Pensare solo all’iperinflazione e ricordare l’esperienza di Weimer è come guidare guardando sempre nello specchietto retrovisore, prima o poi si rischia di schiantarsi.

In astratto, è vero che se i governi potessero finanziarsi vendendo i titoli alle banche centrali si avrebbero alla lunga effetti inflazionistici. Ma il momento richiede pragmatismo: bisogna assicurare possibilità di finanziarsi ai Paesi in crisi di liquidità ma solventi come l’Italia. Questo è l’unico modo per riportare lo spread a 200-250 punti base (il valore sensato dati i fondamentali di Italia e Germania). Serve quindi che la Bce (e magari il Fondo monetario) annunci la sua disponibilità a immettere liquidità illimitata per favorire il finanziamento del Tesoro italiano. Solo così si scongiurerebbe una crisi di liquidità dell’Italia e quindi uno scenario catastrofico per l’euro. Questo nel breve termine. Poi certo si deve ragionare su una riforma dell’architettura europea e un avvio dell’unione fiscale.

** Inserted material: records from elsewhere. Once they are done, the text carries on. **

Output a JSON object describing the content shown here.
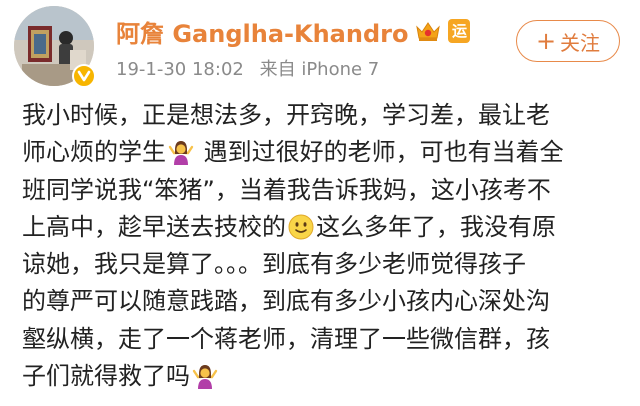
{
  "user": {
    "name": "阿詹 Ganglha-Khandro",
    "yun_badge": "运"
  },
  "post": {
    "time": "19-1-30 18:02",
    "source": "来自 iPhone 7",
    "lines": [
      "我小时候，正是想法多，开窍晚，学习差，最让老",
      "师心烦的学生",
      " 遇到过很好的老师，可也有当着全",
      "班同学说我“笨猪”，当着我告诉我妈，这小孩考不",
      "上高中，趁早送去技校的",
      "这么多年了，我没有原",
      "谅她，我只是算了。。。到底有多少老师觉得孩子",
      "的尊严可以随意践踏，到底有多少小孩内心深处沟",
      "壑纵横，走了一个蒋老师，清理了一些微信群，孩",
      "子们就得救了吗"
    ]
  },
  "actions": {
    "follow_label": "关注"
  },
  "icons": {
    "verified": "verified-badge-icon",
    "member": "vip-crown-icon",
    "shrug": "person-shrugging-emoji",
    "smile": "slightly-smiling-emoji"
  },
  "colors": {
    "username": "#e8833a",
    "accent": "#e07c3e",
    "meta": "#8a8a8a",
    "text": "#222222"
  }
}
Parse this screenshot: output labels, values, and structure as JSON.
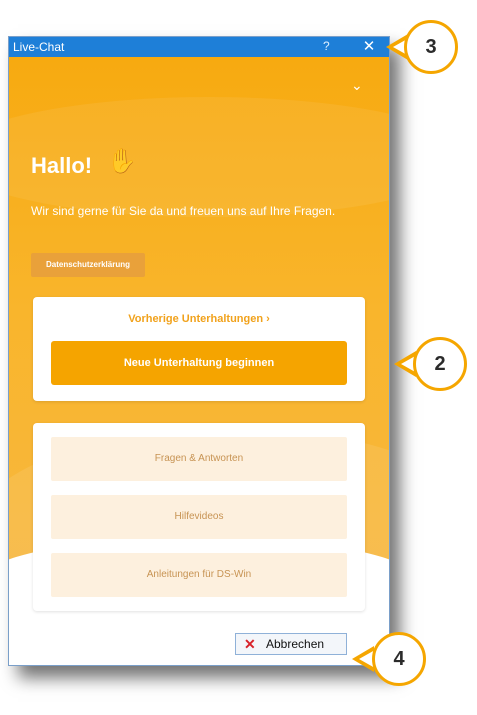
{
  "window": {
    "title": "Live-Chat",
    "help_glyph": "?",
    "close_glyph": "✕"
  },
  "chat": {
    "collapse_glyph": "⌄",
    "greeting": "Hallo!",
    "wave_emoji": "✋",
    "subtitle": "Wir sind gerne für Sie da und freuen uns auf Ihre Fragen.",
    "privacy_label": "Datenschutzerklärung",
    "previous_conversations": "Vorherige Unterhaltungen  ›",
    "new_conversation": "Neue Unterhaltung beginnen",
    "menu": [
      {
        "label": "Fragen & Antworten"
      },
      {
        "label": "Hilfevideos"
      },
      {
        "label": "Anleitungen für DS-Win"
      }
    ]
  },
  "footer": {
    "cancel_icon": "✕",
    "cancel_label": "Abbrechen"
  },
  "callouts": {
    "c2": "2",
    "c3": "3",
    "c4": "4"
  },
  "colors": {
    "accent": "#f5a400",
    "titlebar": "#1e7fd8",
    "cancel_x": "#d8222a"
  }
}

Nel breve termine serve il “bazooka” della Bce. Lorenzo Bini Smaghi ha giustamente sostenuto che è il momento del quantitative easing (alleggerimento quantitativo): la Bce dovrebbe acquistare in misura massiccia, come ha iniziato a fare, titoli di ogni tipo delle banche e immettere grandi quantità di liquidità. L’idea è che con questa liquidità le banche acquistino in parte titoli degli Stati. Un peccato mortale per i custodi della religione monetaria teutonica. Un ottimo strumento di politica monetaria. Evitare il collasso dell’euro e salvaguardare la stabilità del sistema finanziario europeo sono oggi indispensabili obiettivi per la Bce.

Ciò che ci aspettiamo da Berlino a questo punto sono nuove regole di condotta della politica monetaria che superino la religione e assumano i caratteri laici del buon senso. “Se c’è un incendio va spento”, non si può pensare che se si usa l’autobotte dei pompieri poi la prossima volta ci sarà di nuovo qualcuno che lascerà cadere il mozzicone acceso. Ora spegniamo l’incendio.

La SPD, i socialdemocratici tedeschi, sembrano aver capito questo semplice ragionamento e sembrano disposti a dare un dispiacere alla Bundesbank. Ma la Merkel? Perché è ancora succube dell’ortodossia monetaria della Buba?